At the Château de Fabrègues, a couple of kilometres outside the village, the facts that I was looking for emerge with the speed and precision of a practised publicist who clearly longs to see both the name and the substance of Fine de Faugères on everyone's lips.

‘
Appellation Contrôlée
since 1947,' explains Jean-Luc Saur, the dark-green-boiler-suited proprietor of the château and president of the
appellation
. ‘Long before the wines got their classification in '82. But ironically, no one was making much
fine
in '47. Demand for spirits was declining and the distillery that had a virtual monopoly was holding massive stocks, up to a hundred years old – so there wasn't much incentive to make any more. In fact, production dried up altogether in the fifties.'

‘Until Matthieu?' I ask.

‘More or less,' he acknowledges, as he ushers me into a long, tunnel-vaulted tasting room. ‘One or two people did experiment but, to qualify for the
appellation
, you have to do all the distilling and maturing in Faugères, as well as simply growing your grapes here. So until Matthieu set himself up inside the boundaries, anything distilled elsewhere ranked as simple Eau de Vie du Languedoc.'

‘So last year's was the first authentic
fine
for half a century?'

‘Absolutely. With thirteen growers participating.'

‘And more than that this year, I assume?'

‘Less, I expect. Last year's production will keep most people going for a while. I'm sure we'll make more ourselves, but remember, we've already got five thousand bottles' worth from the last vintage, doing its three years in oak. And I'm not kidding myself that we'll be selling it in cases of six! All of it still in bond, of course, but maybe you'd like to taste our wines,' he offers. ‘You'll find them different from most of the Faugères you've tried. We don't believe in reds for easy early drinking.'

I am grateful for the warning. I take a tentative sip of the first densely black sample and find it almost overwhelmingly astringent: the bitter taste of tannin, which Virgile has taught me comes from contact with the grapeskins and pips. I am prepared to believe its importance in making slow-maturing, long-lived wines, but for me, it is all too reminiscent of over-steeped tea and I can really only take on trust the idea that something fruitier might be lurking in the background for the future.

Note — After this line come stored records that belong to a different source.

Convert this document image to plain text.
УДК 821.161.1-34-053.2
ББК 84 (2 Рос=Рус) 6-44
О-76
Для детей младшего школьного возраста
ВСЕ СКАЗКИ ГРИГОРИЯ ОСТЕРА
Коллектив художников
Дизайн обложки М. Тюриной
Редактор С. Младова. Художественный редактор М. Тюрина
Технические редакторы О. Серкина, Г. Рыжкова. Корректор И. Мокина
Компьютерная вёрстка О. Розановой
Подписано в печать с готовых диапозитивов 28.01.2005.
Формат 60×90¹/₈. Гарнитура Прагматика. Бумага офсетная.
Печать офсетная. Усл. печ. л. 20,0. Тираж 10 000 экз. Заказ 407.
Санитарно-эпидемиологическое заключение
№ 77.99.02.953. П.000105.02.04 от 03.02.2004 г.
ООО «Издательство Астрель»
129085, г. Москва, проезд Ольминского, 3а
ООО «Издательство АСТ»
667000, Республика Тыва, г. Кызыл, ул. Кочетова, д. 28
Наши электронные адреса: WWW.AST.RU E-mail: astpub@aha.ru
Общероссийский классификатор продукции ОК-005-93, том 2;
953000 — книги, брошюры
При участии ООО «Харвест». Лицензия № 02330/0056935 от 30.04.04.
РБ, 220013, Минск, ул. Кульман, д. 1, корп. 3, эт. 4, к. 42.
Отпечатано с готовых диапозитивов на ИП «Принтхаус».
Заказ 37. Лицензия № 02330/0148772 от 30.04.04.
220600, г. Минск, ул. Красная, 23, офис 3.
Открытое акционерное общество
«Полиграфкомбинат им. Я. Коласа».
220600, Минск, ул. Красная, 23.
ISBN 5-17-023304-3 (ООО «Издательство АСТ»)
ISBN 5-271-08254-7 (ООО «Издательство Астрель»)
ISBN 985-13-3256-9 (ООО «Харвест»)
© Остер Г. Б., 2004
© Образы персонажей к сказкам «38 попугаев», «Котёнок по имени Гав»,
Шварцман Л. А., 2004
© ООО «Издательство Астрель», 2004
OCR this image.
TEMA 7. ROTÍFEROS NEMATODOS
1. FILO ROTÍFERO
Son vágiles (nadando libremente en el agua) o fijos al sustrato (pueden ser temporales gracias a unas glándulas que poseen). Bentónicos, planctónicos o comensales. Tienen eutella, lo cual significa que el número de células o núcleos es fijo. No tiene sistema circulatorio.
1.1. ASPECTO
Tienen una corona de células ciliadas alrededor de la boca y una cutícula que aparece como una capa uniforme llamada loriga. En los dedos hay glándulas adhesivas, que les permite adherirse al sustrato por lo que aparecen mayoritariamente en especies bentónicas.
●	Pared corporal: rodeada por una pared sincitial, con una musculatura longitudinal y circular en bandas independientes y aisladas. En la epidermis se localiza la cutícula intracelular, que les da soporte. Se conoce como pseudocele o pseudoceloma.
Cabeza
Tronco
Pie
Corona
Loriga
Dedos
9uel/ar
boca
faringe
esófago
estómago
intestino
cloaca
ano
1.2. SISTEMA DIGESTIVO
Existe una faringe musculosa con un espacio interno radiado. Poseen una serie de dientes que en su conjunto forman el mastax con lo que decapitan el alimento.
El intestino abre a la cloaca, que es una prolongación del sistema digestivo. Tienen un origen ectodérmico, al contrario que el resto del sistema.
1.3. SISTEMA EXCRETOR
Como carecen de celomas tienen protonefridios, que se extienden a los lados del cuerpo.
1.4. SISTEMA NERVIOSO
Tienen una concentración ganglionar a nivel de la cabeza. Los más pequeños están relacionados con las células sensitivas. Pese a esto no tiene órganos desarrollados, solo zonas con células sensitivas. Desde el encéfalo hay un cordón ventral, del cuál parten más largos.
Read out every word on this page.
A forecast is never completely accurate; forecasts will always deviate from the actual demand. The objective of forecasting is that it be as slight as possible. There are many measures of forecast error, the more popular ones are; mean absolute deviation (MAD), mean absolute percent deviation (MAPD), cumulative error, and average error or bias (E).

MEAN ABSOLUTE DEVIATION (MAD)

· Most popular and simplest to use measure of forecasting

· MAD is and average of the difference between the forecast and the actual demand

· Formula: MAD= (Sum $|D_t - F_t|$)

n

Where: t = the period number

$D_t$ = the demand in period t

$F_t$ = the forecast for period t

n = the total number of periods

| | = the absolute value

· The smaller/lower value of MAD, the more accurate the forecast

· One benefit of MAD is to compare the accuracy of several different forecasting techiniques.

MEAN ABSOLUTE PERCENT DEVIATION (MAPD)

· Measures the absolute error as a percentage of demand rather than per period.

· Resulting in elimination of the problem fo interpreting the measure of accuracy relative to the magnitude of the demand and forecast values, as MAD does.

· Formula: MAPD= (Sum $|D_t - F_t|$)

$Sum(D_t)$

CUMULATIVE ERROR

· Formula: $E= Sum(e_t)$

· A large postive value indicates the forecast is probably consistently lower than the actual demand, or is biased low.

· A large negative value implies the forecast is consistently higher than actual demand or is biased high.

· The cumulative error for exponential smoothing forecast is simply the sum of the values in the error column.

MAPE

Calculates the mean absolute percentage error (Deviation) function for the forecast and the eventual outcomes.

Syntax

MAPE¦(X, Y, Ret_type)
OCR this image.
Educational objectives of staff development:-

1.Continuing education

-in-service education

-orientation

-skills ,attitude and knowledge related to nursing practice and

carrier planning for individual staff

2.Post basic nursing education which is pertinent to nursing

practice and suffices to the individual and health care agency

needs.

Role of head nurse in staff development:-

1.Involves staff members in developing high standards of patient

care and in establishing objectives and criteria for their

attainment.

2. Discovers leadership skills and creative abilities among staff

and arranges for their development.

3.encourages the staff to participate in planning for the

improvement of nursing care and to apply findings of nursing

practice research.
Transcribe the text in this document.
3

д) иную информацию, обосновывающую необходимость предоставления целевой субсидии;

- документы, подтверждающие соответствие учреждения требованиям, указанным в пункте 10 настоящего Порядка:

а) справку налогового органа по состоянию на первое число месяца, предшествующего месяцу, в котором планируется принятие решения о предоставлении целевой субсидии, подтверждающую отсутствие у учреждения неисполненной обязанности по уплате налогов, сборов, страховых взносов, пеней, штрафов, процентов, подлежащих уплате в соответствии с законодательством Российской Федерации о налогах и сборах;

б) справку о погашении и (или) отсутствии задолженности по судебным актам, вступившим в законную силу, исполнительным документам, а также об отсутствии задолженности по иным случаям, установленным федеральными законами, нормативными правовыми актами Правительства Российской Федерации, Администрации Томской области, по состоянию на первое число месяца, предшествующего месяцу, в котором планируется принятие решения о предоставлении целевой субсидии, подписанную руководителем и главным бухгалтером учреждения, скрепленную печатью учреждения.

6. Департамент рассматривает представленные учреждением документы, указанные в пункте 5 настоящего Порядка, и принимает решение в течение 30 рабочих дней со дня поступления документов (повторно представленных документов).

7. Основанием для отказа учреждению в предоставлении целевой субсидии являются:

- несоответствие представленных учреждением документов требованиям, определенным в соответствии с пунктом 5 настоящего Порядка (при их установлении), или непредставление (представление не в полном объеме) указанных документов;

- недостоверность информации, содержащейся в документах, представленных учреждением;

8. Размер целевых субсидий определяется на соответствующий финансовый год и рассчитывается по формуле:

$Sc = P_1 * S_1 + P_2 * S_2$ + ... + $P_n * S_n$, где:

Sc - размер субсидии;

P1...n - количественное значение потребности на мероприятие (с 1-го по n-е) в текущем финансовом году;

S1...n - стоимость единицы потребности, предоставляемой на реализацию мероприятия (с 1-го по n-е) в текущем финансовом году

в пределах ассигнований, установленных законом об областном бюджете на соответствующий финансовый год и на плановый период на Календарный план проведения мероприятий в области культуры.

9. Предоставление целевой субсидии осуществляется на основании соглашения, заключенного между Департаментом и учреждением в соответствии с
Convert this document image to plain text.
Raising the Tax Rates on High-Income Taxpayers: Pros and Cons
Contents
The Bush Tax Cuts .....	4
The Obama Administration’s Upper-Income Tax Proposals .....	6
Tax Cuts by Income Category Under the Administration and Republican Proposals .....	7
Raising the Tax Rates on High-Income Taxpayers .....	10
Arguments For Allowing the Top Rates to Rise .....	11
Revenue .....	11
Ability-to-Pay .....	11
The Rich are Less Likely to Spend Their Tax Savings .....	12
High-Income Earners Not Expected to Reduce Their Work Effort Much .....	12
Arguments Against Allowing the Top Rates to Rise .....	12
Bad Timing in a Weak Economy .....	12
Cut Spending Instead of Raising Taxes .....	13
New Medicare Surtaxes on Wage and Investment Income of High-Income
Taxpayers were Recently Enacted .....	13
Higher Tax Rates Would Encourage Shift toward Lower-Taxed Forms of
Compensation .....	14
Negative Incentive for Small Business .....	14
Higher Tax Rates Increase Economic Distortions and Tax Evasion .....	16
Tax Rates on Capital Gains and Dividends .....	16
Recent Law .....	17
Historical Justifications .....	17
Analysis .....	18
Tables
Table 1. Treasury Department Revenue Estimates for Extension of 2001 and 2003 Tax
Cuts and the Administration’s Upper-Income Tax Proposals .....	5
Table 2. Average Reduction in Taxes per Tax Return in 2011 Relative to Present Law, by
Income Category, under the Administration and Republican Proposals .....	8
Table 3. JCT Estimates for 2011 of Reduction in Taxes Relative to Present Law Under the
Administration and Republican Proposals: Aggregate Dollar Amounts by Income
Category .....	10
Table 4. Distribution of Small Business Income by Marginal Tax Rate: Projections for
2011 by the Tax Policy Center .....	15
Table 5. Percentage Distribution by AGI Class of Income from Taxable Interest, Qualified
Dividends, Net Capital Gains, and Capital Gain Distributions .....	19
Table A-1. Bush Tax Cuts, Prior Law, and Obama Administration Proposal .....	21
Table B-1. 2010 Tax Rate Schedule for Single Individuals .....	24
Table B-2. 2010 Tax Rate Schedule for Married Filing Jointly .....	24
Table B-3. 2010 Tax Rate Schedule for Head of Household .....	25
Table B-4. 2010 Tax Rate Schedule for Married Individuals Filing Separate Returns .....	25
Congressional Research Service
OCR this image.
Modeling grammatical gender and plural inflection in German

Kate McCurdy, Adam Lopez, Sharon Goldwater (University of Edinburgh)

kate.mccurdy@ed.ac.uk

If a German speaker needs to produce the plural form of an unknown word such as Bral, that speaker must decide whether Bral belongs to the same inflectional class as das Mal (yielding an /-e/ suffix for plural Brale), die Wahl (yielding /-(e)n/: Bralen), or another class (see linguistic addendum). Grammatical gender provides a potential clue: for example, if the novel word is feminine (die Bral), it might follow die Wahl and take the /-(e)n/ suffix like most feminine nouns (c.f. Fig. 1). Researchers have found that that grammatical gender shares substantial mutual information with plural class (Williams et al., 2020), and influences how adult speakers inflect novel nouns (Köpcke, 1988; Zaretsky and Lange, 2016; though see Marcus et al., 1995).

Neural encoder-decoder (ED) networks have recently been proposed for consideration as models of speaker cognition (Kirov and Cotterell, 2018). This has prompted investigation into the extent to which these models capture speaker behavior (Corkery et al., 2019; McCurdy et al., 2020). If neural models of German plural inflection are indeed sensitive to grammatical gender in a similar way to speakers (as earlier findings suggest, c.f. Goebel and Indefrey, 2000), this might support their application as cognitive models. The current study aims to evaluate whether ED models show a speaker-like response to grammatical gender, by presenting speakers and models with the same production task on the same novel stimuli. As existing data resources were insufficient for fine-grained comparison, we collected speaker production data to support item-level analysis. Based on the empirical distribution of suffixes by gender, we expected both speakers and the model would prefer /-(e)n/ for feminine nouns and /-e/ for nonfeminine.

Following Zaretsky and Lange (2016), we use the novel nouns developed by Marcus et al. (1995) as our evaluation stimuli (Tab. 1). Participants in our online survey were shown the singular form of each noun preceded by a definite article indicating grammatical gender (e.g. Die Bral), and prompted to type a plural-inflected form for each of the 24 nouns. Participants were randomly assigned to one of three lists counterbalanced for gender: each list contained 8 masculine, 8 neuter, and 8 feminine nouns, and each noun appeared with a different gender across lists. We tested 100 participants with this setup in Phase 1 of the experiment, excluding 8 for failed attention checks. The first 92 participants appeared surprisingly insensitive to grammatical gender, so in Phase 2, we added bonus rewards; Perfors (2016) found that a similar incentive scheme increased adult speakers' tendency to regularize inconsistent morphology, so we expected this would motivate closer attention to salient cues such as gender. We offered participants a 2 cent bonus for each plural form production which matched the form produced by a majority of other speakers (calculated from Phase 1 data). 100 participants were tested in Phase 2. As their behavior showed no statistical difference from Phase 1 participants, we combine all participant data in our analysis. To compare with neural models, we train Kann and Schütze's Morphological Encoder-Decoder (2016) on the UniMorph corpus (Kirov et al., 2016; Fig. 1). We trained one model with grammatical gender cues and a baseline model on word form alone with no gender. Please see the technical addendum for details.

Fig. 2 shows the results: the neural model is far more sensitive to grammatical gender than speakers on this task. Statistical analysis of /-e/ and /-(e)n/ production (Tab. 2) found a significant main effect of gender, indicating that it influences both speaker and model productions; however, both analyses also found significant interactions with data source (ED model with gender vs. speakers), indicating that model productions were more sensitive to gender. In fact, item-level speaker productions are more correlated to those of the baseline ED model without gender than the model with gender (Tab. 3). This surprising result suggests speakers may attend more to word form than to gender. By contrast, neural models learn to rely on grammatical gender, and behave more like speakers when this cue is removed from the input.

Monsieur Saur, meanwhile, is positively relishing the austerity. ‘They're tough in their youth but they've great potential,' he promises.

But it is Didier Barral's irresistibility yardstick that comes to mind, as I eye my unfinished glass.

*

The last of my guests are gone – some more reluctantly than others.

There were those who realized within minutes of arrival that they had made a terrible mistake. Those unfamiliar insects in the showers, the unexpectedly fresh temperature of the freshwater pool, that wildness and unpredictability everywhere, both outside and inside the house, were all so far removed from the sanitized Mediterranean villa of their imaginings. This group tended to console itself by sitting moodily in deckchairs and emptying glasses faster than I could open bottles.

Others, however, embraced both the pleasures and the challenges of a life beyond chlorine and air-conditioning. They found such inspiration in my inexhaustible fig tree that they begged to monopolize the kitchen at mealtimes. They saw such charm in my picturesquely impractical granite sink that they fought for the privilege of washing up. They then harnessed themselves to my strimmer for the rest of the day to work up an appetite for the next round.